The western world is currently facing what is commonly referred to as a ‘housing crisis’: a situation where many people can’t find safe, decent, and affordable homes. This crisis is particularly acute where I live in south-eastern England. The usual explanation given for this is that there isn’t enough housing to go around. However, according to data from the Resolution Foundation, a British think tank, there is currently a total of 67 million bedrooms in England alone, easily enough for one per person and almost double the 38 million they estimate is actually required (assuming that couples can share a bedroom). This suggests that all we need to do to fix the housing crisis is to more optimally allocate existing houses among the population.
Such a reallocation would of course be very difficult to do in practice, but not impossible. These figures demonstrate that there clearly isn’t a lack of housing in the UK; what there is a lack of is affordable housing. The reason for this is that house prices have ballooned in recent decades. Since the 1970s, UK house prices have dramatically outpaced wages, with the house price-to-income ratio more than doubling from around 3-4 in the 70s to around 8-9 currently. This increase cannot be explained by supply-and-demand alone. The UK population has increased since the 1970s, which has increased demand for housing; but the population has only increased by around 25% in that time, which is nowhere near the 200%-300% real terms increase in house prices.
Moreover, the UK housing stock has also grown by approximately 40% during this period, easily outstripping the growth in population; so if anything, the real-terms price of housing should have gone down! This is one in the eye for those who wish to blame the housing crisis on immigration: the evidence for this simply doesn’t stack up. However, this also runs counter to what many people see as the obvious solution to the housing crisis – namely, building more homes. It is clear that simplistic supply-and-demand arguments cannot explain the surge in house prices we have seen over the past 50 years, and it follows that the problem will not be solved through solutions like reducing immigration or building more homes.
In order to understand the true cause of the increase in house prices, we need to take a different approach. The Marxist approach to explaining prices is to invoke the labour theory of value: the exchange value of commodities is proportional to the socially necessary labour time required to produce them. However that doesn’t seem to work in this case either, as there is no reason to think that the socially necessary labour time required to produce a house would have increased by 200%-300% in the past 50 years. On the contrary, it should have gone down during that period due to the introduction of labour-saving technology. A potential solution to this paradox lies in understanding that the value of a house is related not to the building itself, but to its location.

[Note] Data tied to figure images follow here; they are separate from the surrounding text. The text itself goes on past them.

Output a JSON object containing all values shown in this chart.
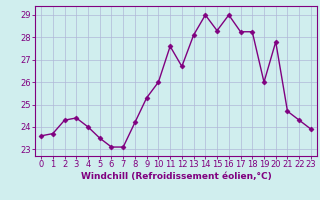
{
  "x": [
    0,
    1,
    2,
    3,
    4,
    5,
    6,
    7,
    8,
    9,
    10,
    11,
    12,
    13,
    14,
    15,
    16,
    17,
    18,
    19,
    20,
    21,
    22,
    23
  ],
  "y": [
    23.6,
    23.7,
    24.3,
    24.4,
    24.0,
    23.5,
    23.1,
    23.1,
    24.2,
    25.3,
    26.0,
    27.6,
    26.7,
    28.1,
    29.0,
    28.3,
    29.0,
    28.25,
    28.25,
    26.0,
    27.8,
    24.7,
    24.3,
    23.9
  ],
  "line_color": "#800080",
  "marker": "D",
  "markersize": 2.5,
  "linewidth": 1.0,
  "xlabel": "Windchill (Refroidissement éolien,°C)",
  "xlabel_fontsize": 6.5,
  "xlim": [
    -0.5,
    23.5
  ],
  "ylim": [
    22.7,
    29.4
  ],
  "yticks": [
    23,
    24,
    25,
    26,
    27,
    28,
    29
  ],
  "xticks": [
    0,
    1,
    2,
    3,
    4,
    5,
    6,
    7,
    8,
    9,
    10,
    11,
    12,
    13,
    14,
    15,
    16,
    17,
    18,
    19,
    20,
    21,
    22,
    23
  ],
  "bg_color": "#d0eeee",
  "grid_color": "#b0b8d8",
  "tick_fontsize": 6.0,
  "tick_color": "#800080",
  "spine_color": "#800080"
}
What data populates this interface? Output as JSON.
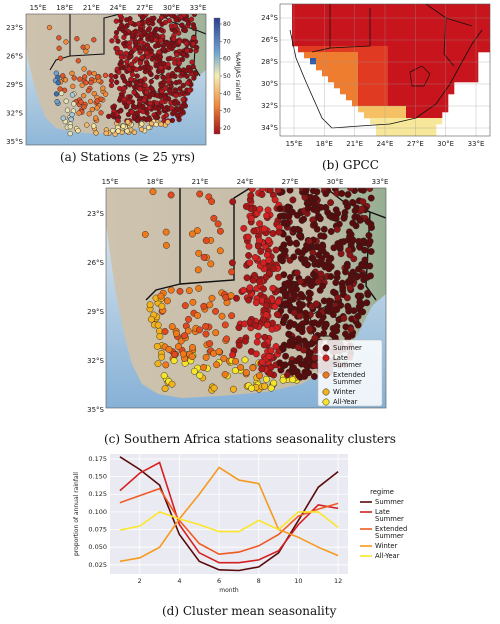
{
  "captions": {
    "a": "(a) Stations (≥ 25 yrs)",
    "b": "(b) GPCC",
    "c": "(c) Southern Africa stations seasonality clusters",
    "d": "(d) Cluster mean seasonality"
  },
  "panel_a": {
    "lon_ticks": [
      "15°E",
      "18°E",
      "21°E",
      "24°E",
      "27°E",
      "30°E",
      "33°E"
    ],
    "lat_ticks": [
      "23°S",
      "26°S",
      "29°S",
      "32°S",
      "35°S"
    ],
    "colorbar_label": "%AMJJAS rainfall",
    "colorbar_ticks": [
      "80",
      "70",
      "60",
      "50",
      "40",
      "30",
      "20"
    ]
  },
  "panel_b": {
    "lon_ticks": [
      "15°E",
      "18°E",
      "21°E",
      "24°E",
      "27°E",
      "30°E",
      "33°E"
    ],
    "lat_ticks": [
      "24°S",
      "26°S",
      "28°S",
      "30°S",
      "32°S",
      "34°S"
    ]
  },
  "panel_c": {
    "lon_ticks": [
      "15°E",
      "18°E",
      "21°E",
      "24°E",
      "27°E",
      "30°E",
      "33°E"
    ],
    "lat_ticks": [
      "23°S",
      "26°S",
      "29°S",
      "32°S",
      "35°S"
    ],
    "legend": [
      {
        "lines": [
          "Summer"
        ],
        "color": "#5a0b0b"
      },
      {
        "lines": [
          "Late",
          "Summer"
        ],
        "color": "#d42020"
      },
      {
        "lines": [
          "Extended",
          "Summer"
        ],
        "color": "#f07a1a"
      },
      {
        "lines": [
          "Winter"
        ],
        "color": "#f2b21c"
      },
      {
        "lines": [
          "All-Year"
        ],
        "color": "#f5e52a"
      }
    ]
  },
  "chart_data": {
    "type": "line",
    "title": "",
    "xlabel": "month",
    "ylabel": "proportion of annual rainfall",
    "x": [
      1,
      2,
      3,
      4,
      5,
      6,
      7,
      8,
      9,
      10,
      11,
      12
    ],
    "xticks": [
      2,
      4,
      6,
      8,
      10,
      12
    ],
    "yticks": [
      0.025,
      0.05,
      0.075,
      0.1,
      0.125,
      0.15,
      0.175
    ],
    "xlim": [
      0.5,
      12.5
    ],
    "ylim": [
      0.012,
      0.182
    ],
    "grid": true,
    "legend_title": "regime",
    "legend_position": "right",
    "series": [
      {
        "name": "Summer",
        "color": "#5a0b0b",
        "values": [
          0.178,
          0.16,
          0.138,
          0.068,
          0.03,
          0.018,
          0.017,
          0.022,
          0.042,
          0.088,
          0.135,
          0.157
        ]
      },
      {
        "name": "Late Summer",
        "color": "#d42020",
        "values": [
          0.13,
          0.155,
          0.17,
          0.082,
          0.042,
          0.028,
          0.028,
          0.032,
          0.045,
          0.082,
          0.11,
          0.105
        ]
      },
      {
        "name": "Extended Summer",
        "color": "#f05a22",
        "values": [
          0.113,
          0.123,
          0.133,
          0.088,
          0.055,
          0.04,
          0.043,
          0.052,
          0.068,
          0.094,
          0.104,
          0.112
        ]
      },
      {
        "name": "Winter",
        "color": "#f59a1e",
        "values": [
          0.03,
          0.035,
          0.05,
          0.09,
          0.125,
          0.163,
          0.145,
          0.14,
          0.075,
          0.064,
          0.05,
          0.038
        ]
      },
      {
        "name": "All-Year",
        "color": "#fbe62a",
        "values": [
          0.074,
          0.08,
          0.1,
          0.09,
          0.082,
          0.072,
          0.072,
          0.088,
          0.075,
          0.1,
          0.1,
          0.078
        ]
      }
    ]
  }
}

Housing is unique in that its value appreciates rather than depreciates over time. For most other assets – machines, for example – it is the other way round! What makes housing special? Again, it is the fact that unlike other assets, the value of a house is primarily derived from its location. The reason that the value of houses tends to go up over time is that the infrastructure around them – roads, shops, schools, and so on – tends to improve. This improvement in infrastructure is of course created by human labour. So when you buy a house, you are only in small part paying for the labour that went into building the house itself; what you are mainly paying for the labour that went into improving the surrounding infrastructure.
There is a famous quote that nicely sums up this idea: “Roads are made, streets are made, services are improved, electric light turns night into day, water is brought from reservoirs a hundred miles off in the mountains… Every one of those improvements is affected by the labour and cost of other people and the taxpayers. To not one of these improvements does the land monopolist contribute, and yet, by every one of them the value of his land is enhanced. He renders no service to the community, he contributes nothing to the general welfare, he contributes nothing to the process from which his own enrichment is derived… The unearned increment on the land is reaped by the land monopolist in exact proportion, not to the service, but to the disservice done.”
The Marxist firebrand who said this was none other than one Winston Churchill, writing in 1909. If nothing else, this demonstrates just how far our political discourse has shifted to the right in the past 100 years. Imagine a Conservative politician saying something like that now! Or even a Labour politician for that matter. This quote points to the real reason house prices have risen so significantly: an increase in landlordism. We have seen that there is a plentiful supply of housing in the UK, but landlords artificially reduce this supply by purchasing more than their fair share of it. In this respect, landlords effectively act like ticket touts. However, whereas ticket touting is illegal in the UK, landlordism is seen as a perfectly acceptable way of making money.
This is something that needs to change. Landlordism involves making passive income, and like any passive income, it is ultimately derived from other people’s labour. The usual rebuttal that landlords provide a service to their tenants is obviously nonsense. Landlords prevent other people from getting on the housing ladder by buying up property and making it unavailable for others to buy, and by raising the price of property to well above what most people are able to afford. Until we get rid of landlordism, the housing crisis will only get worse.